My noble kinsman’s Amendment 148A would mean that the removal of the full appeal right for family visitors does not apply where the refusal of an application relied on a general ground for refusal. We are not persuaded that there is a case for retaining the full right of appeal in cases where general grounds of refusal are used, when otherwise there is not. Such an approach would, in effect, be rewarding criminality or dishonest behaviour, such as the use of deception, by affording greater appeal rights than would otherwise apply. Regardless of whether an application is refused, relying on a general ground of refusal the applicant is free to reapply setting out why the previous refusal was unjustified. All applications are assessed on their individual merits; an applicant will not automatically be re-refused before being given full consideration by an entry clearance officer. All refusals on general grounds are reviewed by entry clearance managers before being served.
On the comments of the noble Baroness, Lady Smith, I appreciate that her amendments are probing, but also that she has some considerable concerns about the standard of decision-making. I appreciate that she is anxious to be reassured that any decisions are looked at in the right way, and that the chief inspector will examine these things in the right manner. On the commencement orders relevant to her amendments, she will understand that there is an accepted practice that commencement orders are not subject to parliamentary procedure on the grounds that they simply bring into force the provisions which have already been approved by Parliament, with one or two exceptions. This clause should be no different.
I move on to the position of the chief inspector and what he has found in his most recent report. In that report, on Africa, published last month, he found that only 6% of family visit visa refusals were questionable as to whether the correct decision was made. Obviously, we want to see the number of errors reduced, and we will do everything that John Vine says, in so far as we can, to make sure that we can reduce those. He is already required to monitor and report on those entry clearance application routes where there is no full right of appeal, and he will obviously do so for family visit visas once the full right of appeal is removed.
I want to make it clear that we are anxious to make sure that all those involved in this are appropriately trained and that all visa officers will obviously have the appropriate mandatory training course. They will complete an overseas induction period of mentoring before they make any decision.

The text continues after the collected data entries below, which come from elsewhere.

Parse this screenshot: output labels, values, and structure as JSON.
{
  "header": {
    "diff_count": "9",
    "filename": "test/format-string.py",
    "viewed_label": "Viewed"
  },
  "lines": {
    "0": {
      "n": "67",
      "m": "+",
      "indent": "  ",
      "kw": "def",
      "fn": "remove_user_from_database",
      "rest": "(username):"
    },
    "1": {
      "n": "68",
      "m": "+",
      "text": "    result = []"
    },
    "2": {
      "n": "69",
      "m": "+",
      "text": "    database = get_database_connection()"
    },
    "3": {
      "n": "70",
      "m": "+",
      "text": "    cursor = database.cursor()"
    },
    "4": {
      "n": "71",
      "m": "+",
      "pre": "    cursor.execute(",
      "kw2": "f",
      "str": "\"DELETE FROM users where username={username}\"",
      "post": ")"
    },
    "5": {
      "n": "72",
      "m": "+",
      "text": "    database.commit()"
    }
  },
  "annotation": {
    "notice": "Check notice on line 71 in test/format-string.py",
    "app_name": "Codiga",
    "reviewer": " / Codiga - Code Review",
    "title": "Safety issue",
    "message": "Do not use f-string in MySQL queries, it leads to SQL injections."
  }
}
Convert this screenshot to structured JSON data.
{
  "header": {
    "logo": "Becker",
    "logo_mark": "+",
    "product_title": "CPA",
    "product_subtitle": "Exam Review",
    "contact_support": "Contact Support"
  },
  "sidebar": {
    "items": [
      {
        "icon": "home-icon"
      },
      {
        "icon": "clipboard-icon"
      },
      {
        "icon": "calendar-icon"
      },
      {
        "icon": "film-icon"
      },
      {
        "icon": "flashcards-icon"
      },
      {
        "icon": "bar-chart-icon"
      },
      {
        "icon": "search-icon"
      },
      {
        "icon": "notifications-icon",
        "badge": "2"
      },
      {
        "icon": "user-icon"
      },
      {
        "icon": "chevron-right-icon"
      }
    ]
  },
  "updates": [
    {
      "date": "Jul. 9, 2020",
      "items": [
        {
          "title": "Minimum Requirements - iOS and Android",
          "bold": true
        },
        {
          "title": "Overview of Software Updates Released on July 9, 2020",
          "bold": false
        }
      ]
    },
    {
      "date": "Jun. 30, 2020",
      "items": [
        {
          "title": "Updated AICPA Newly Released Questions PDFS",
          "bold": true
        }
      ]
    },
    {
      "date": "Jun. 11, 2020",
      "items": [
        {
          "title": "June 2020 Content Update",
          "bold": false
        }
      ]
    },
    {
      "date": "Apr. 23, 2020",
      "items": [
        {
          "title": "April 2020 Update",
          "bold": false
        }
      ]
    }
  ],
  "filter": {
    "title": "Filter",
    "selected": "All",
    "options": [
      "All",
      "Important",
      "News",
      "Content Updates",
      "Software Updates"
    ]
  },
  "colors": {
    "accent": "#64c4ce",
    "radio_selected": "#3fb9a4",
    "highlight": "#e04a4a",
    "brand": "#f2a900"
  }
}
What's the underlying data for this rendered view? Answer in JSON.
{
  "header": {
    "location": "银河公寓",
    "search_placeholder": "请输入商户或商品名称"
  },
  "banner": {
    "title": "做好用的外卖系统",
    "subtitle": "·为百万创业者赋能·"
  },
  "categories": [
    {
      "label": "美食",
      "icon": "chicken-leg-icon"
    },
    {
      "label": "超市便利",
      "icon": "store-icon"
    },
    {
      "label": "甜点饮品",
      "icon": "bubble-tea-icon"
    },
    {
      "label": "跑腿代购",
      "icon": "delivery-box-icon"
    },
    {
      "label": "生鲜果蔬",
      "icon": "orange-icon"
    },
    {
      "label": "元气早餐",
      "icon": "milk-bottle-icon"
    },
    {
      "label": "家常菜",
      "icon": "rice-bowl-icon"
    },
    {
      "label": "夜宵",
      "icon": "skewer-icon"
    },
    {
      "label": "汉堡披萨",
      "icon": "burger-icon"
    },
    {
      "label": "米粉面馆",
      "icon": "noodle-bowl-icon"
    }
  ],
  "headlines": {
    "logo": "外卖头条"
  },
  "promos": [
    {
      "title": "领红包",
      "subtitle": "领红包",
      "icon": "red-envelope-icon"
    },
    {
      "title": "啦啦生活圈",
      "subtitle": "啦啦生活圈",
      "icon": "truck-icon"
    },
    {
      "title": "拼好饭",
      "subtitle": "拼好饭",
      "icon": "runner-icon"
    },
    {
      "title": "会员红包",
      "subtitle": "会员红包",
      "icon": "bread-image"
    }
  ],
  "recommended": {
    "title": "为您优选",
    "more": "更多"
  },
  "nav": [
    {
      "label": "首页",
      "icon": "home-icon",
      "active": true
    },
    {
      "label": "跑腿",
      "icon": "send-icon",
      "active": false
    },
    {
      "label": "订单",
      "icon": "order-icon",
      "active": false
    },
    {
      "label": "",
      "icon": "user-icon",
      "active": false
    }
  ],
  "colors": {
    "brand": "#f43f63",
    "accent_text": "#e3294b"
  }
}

All will be trained and all are trained to make correct use of all the available evidence that is put before them. They will properly apply the immigration rules, policy and guidance. They will be trained to make sure that they are objective and will correctly exercise any powers of discretion or balance of probabilities. In addition to the initial training, regular updating workshops are held for the visa officers to make sure that the quality of their decisions remains as high as possible.
I can assure the noble Baroness that we will continue to work with the chief inspector to identify any appropriate areas for improvement in the handling of visa applications and build on improvements. There have been considerable improvements over the years that have already resulted from his inspections. In the light of the points that I have made to my noble kinsman and to the noble Baroness, Lady Smith, I hope that they will not press their amendments and will support, in due course, the passage of Clause 24.
Before the Minister sits down, will he answer a simple question? When an appeal is refused under the new rules, he says that it will be open to the applicant to make a new application, benefiting perhaps from the reasons given for the asylum refusal. But that will surely add enormously to the load on the border control officers who are controlling applications for visas in the first place. Will that not give them a huge overload? Anyway, are there not rules that specify the length of time after the first application is refused before a second one can be made? What sort of period are we looking at? Is it six months, a year or two years? Is there a period at all?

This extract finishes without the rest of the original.